Introduction

Supervised learning of deep neural networks has seen many breakthroughs in music information retrieval. Across tasks from music classification to source separation and music recommendation, large neural networks that use a supervised optimization scheme have reached state-of-the-art results by using large, human-annotated datasets.

These large parameterised networks are data-hungry; they require many independent and identically distributed (i.i.d.) data points to generalize well in the task they are trained on. Especially in music, it can be hard to manually annotate, and the annotations often suffer from a single source of truth. There is no single oracle: depending on the context, music theoretical background and cultural background, a song’s analysis can yield different results. This was the motivation of the previous chapter, semi-supervised learning.

In this chapter, we introduce another training strategy that attempts to learn from unlabeled i.i.d. data points: self-supervised learning. We first consider the term pre-training, how it is linked to self-supervised learning and its inherent caveats. Then, we introduce the concept of self-supervised learning and review some key papers in this line of work at this moment of writing (November 2021).

Pre-training

The weights of neural networks have to be initialized before commencing the training on a target task. This initialization currently does not hold any apriori knowledge on the task at hand. Gaining the weights that belong to a global minimum in our task is not an easy feat currently, especially for smaller, annotated datasets.

One solution is to pre-train our network on a large annotated dataset to help it steer the optimization scheme in the right direction. This is called pre-training and gaining popularity more and more.

However, classical pre-training have many caveats. Music datasets can be biased towards certain concepts, which will be reflected in the trained model – and to its application to the target task. The source task and the target task won’t be the same, and the negative effective of this difference is hard to predict.

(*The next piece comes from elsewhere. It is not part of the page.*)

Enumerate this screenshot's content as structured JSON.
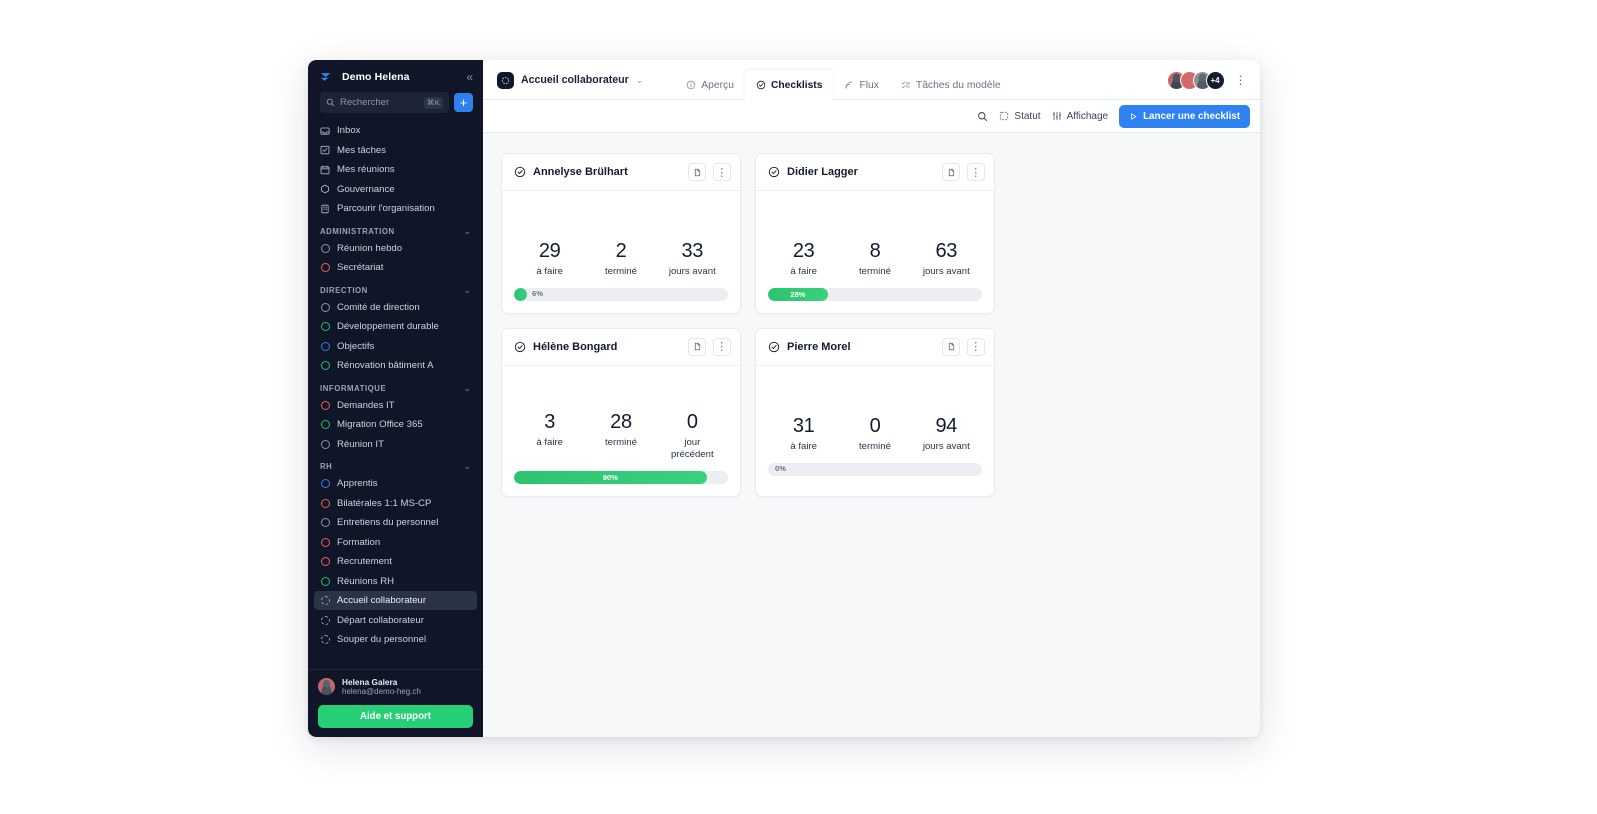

Another challenge is that there are some musical concepts that rarely appear in labeled datasets. This means we would need a huge dataset to have enough representations of those rarity.

Self-supervised learning

In self-supervised learning, we obtain a supervisory signal from the data by leveraging its underlying structure. Generally, this can be done on the data itself, or in the space of the data representations. For example, we can predict part of the data from other parts of the data. Or, we can predict the future from events that occurred in the past. In short - we let the model predict the occluded from the visible while we control what to occlude. This has been a very popular approach in language modeling in the past 10 years.

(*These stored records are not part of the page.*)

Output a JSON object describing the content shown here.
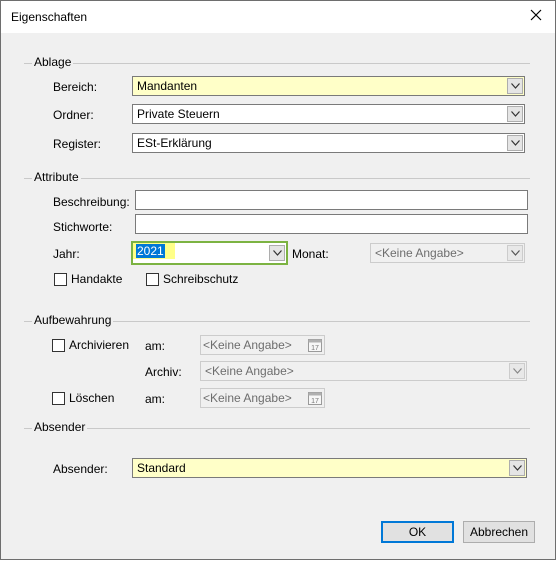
{
  "window": {
    "title": "Eigenschaften"
  },
  "ablage": {
    "group_title": "Ablage",
    "bereich_label": "Bereich:",
    "bereich_value": "Mandanten",
    "ordner_label": "Ordner:",
    "ordner_value": "Private Steuern",
    "register_label": "Register:",
    "register_value": "ESt-Erklärung"
  },
  "attribute": {
    "group_title": "Attribute",
    "beschreibung_label": "Beschreibung:",
    "beschreibung_value": "",
    "stichworte_label": "Stichworte:",
    "stichworte_value": "",
    "jahr_label": "Jahr:",
    "jahr_value": "2021",
    "monat_label": "Monat:",
    "monat_value": "<Keine Angabe>",
    "handakte_label": "Handakte",
    "handakte_checked": false,
    "schreibschutz_label": "Schreibschutz",
    "schreibschutz_checked": false
  },
  "aufbewahrung": {
    "group_title": "Aufbewahrung",
    "archivieren_label": "Archivieren",
    "archivieren_checked": false,
    "archivieren_am_label": "am:",
    "archivieren_am_value": "<Keine Angabe>",
    "archiv_label": "Archiv:",
    "archiv_value": "<Keine Angabe>",
    "loeschen_label": "Löschen",
    "loeschen_checked": false,
    "loeschen_am_label": "am:",
    "loeschen_am_value": "<Keine Angabe>",
    "calendar_day": "17"
  },
  "absender": {
    "group_title": "Absender",
    "absender_label": "Absender:",
    "absender_value": "Standard"
  },
  "buttons": {
    "ok_label": "OK",
    "cancel_label": "Abbrechen"
  },
  "colors": {
    "field_highlight": "#ffffc8",
    "focus_border": "#7cb342",
    "selection": "#0078d7"
  },
  "icons": {
    "close": "close-icon",
    "dropdown": "chevron-down-icon",
    "calendar": "calendar-icon"
  }
}
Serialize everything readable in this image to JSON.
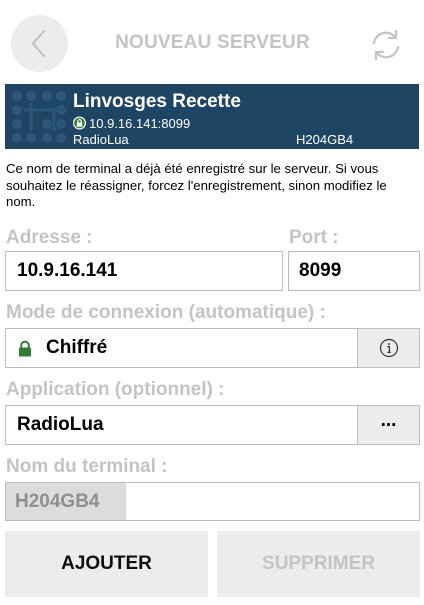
{
  "header": {
    "title": "NOUVEAU SERVEUR"
  },
  "server": {
    "name": "Linvosges Recette",
    "address": "10.9.16.141:8099",
    "application": "RadioLua",
    "terminal": "H204GB4"
  },
  "warning_text": "Ce nom de terminal a déjà été enregistré sur le serveur. Si vous souhaitez le réassigner, forcez l'enregistrement, sinon modifiez le nom.",
  "form": {
    "address_label": "Adresse :",
    "address_value": "10.9.16.141",
    "port_label": "Port :",
    "port_value": "8099",
    "connection_label": "Mode de connexion (automatique) :",
    "connection_value": "Chiffré",
    "application_label": "Application (optionnel) :",
    "application_value": "RadioLua",
    "application_more": "...",
    "terminal_label": "Nom du terminal :",
    "terminal_prefix": "H204GB4",
    "terminal_value": ""
  },
  "buttons": {
    "add": "AJOUTER",
    "delete": "SUPPRIMER"
  },
  "colors": {
    "card_background": "#1f4565",
    "lock_green": "#2e7d32",
    "disabled_text": "#c4c4c4"
  },
  "icons": {
    "back": "chevron-left-icon",
    "refresh": "refresh-icon",
    "lock": "lock-icon",
    "info": "info-icon"
  }
}
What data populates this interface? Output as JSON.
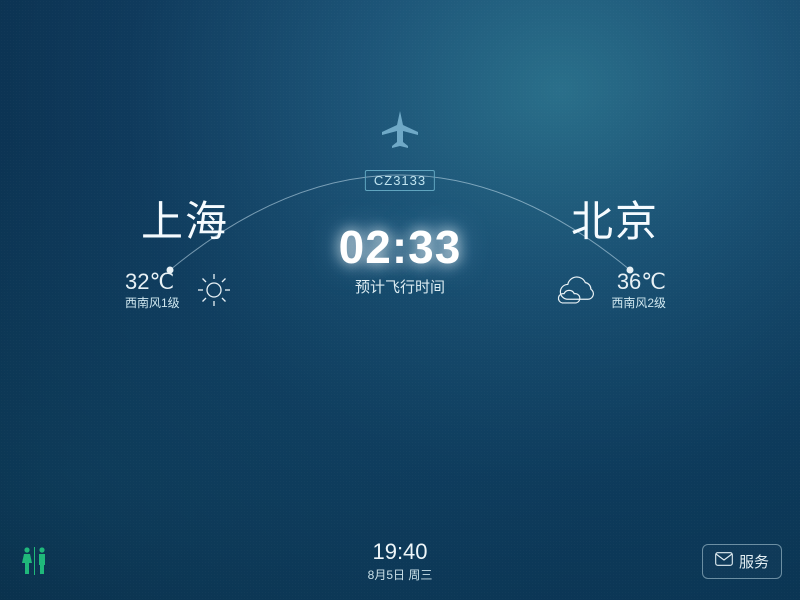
{
  "flight": {
    "number": "CZ3133",
    "origin": {
      "city": "上海",
      "temperature": "32℃",
      "wind": "西南风1级",
      "weather_icon": "sun-icon"
    },
    "destination": {
      "city": "北京",
      "temperature": "36℃",
      "wind": "西南风2级",
      "weather_icon": "cloud-icon"
    },
    "eta": {
      "time": "02:33",
      "label": "预计飞行时间"
    }
  },
  "status_bar": {
    "clock": "19:40",
    "date": "8月5日 周三",
    "service_label": "服务"
  }
}
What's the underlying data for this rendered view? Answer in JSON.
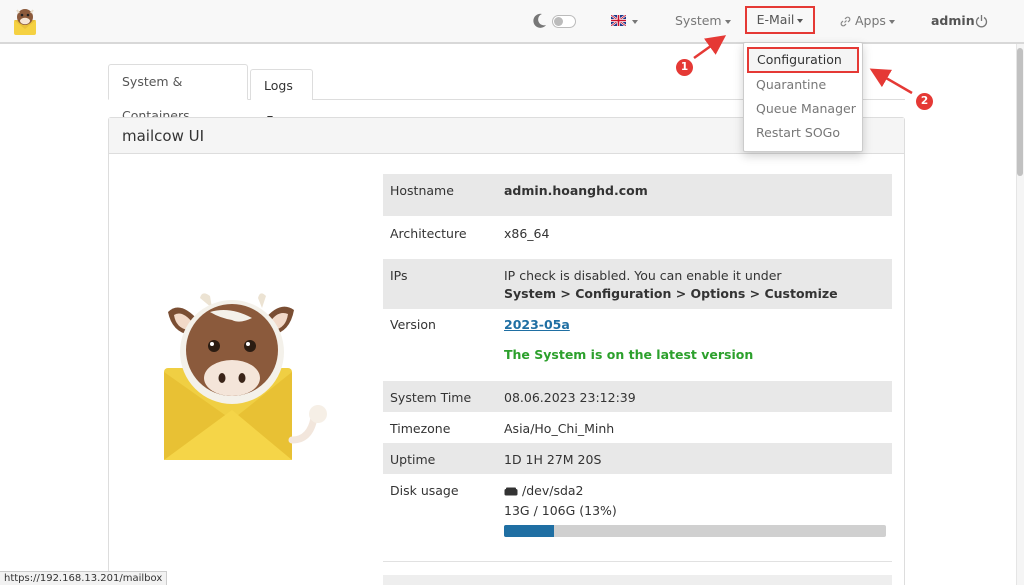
{
  "navbar": {
    "system_label": "System",
    "email_label": "E-Mail",
    "apps_label": "Apps",
    "user_label": "admin"
  },
  "email_menu": {
    "items": [
      "Configuration",
      "Quarantine",
      "Queue Manager",
      "Restart SOGo"
    ]
  },
  "tabs": {
    "system_containers": "System & Containers",
    "logs": "Logs"
  },
  "panel": {
    "title": "mailcow UI"
  },
  "info": {
    "hostname_label": "Hostname",
    "hostname_value": "admin.hoanghd.com",
    "architecture_label": "Architecture",
    "architecture_value": "x86_64",
    "ips_label": "IPs",
    "ips_line1": "IP check is disabled. You can enable it under",
    "ips_line2": "System > Configuration > Options > Customize",
    "version_label": "Version",
    "version_value": "2023-05a",
    "version_status": "The System is on the latest version",
    "system_time_label": "System Time",
    "system_time_value": "08.06.2023 23:12:39",
    "timezone_label": "Timezone",
    "timezone_value": "Asia/Ho_Chi_Minh",
    "uptime_label": "Uptime",
    "uptime_value": "1D 1H 27M 20S",
    "disk_label": "Disk usage",
    "disk_device": "/dev/sda2",
    "disk_usage_text": "13G / 106G (13%)",
    "disk_usage_fraction": 0.13
  },
  "status_bar": {
    "url": "https://192.168.13.201/mailbox"
  },
  "annotations": {
    "step1": "1",
    "step2": "2"
  },
  "colors": {
    "highlight": "#e53935",
    "link": "#1f6fa3",
    "ok_green": "#2ca02c",
    "progress_fill": "#1f6fa3"
  },
  "icons": [
    "logo-icon",
    "moon-icon",
    "uk-flag-icon",
    "link-icon",
    "power-icon",
    "hdd-icon"
  ]
}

Within the last two years, many different self-supervised methods have been proposed, in particular for vision tasks, and resulted in great improvements over supervised methods when labeled datapoints are scarce. Recently, they even started to perform better than equivalent networks trained in a supervised manner.

Note

Learning scheme

It is worth visiting the general learning scheme of this line of work:

  1. First, we pre-train a neural network using a self-supervised objective (the pretext task).

  2. In order to test the effectiveness of the learned representations, the pre-trained networks’ weights are “frozen”, and;

  3. A linear evaluation on (part of) the supervised dataset is performed to compare against existing benchmarks.

The linear evaluation scheme involves training a supervised linear classifier (a fully-connected layer followed by a softmax) using the representations extracted from the self-supervised network, and (a subset of) the labels associated with the data.

Should I use self-supervised learning?

Self-supervised learning can be beneficial in the following situations:

  • The amount of labeled data available is scarce

  • You do not want to sacrifice the size and the expressivity of your model.

  • You need general-purpose representations that are not less tightly coupled with a single use case.

You should take these considerations into account:

  • A pre-trained model will have weights that reflect (and augment!) the biases embedded in a dataset.

  • The pretext task used as the self-supervised learning objective is important to analyze and reflect on, as it can yield many assumptions for the downstream task.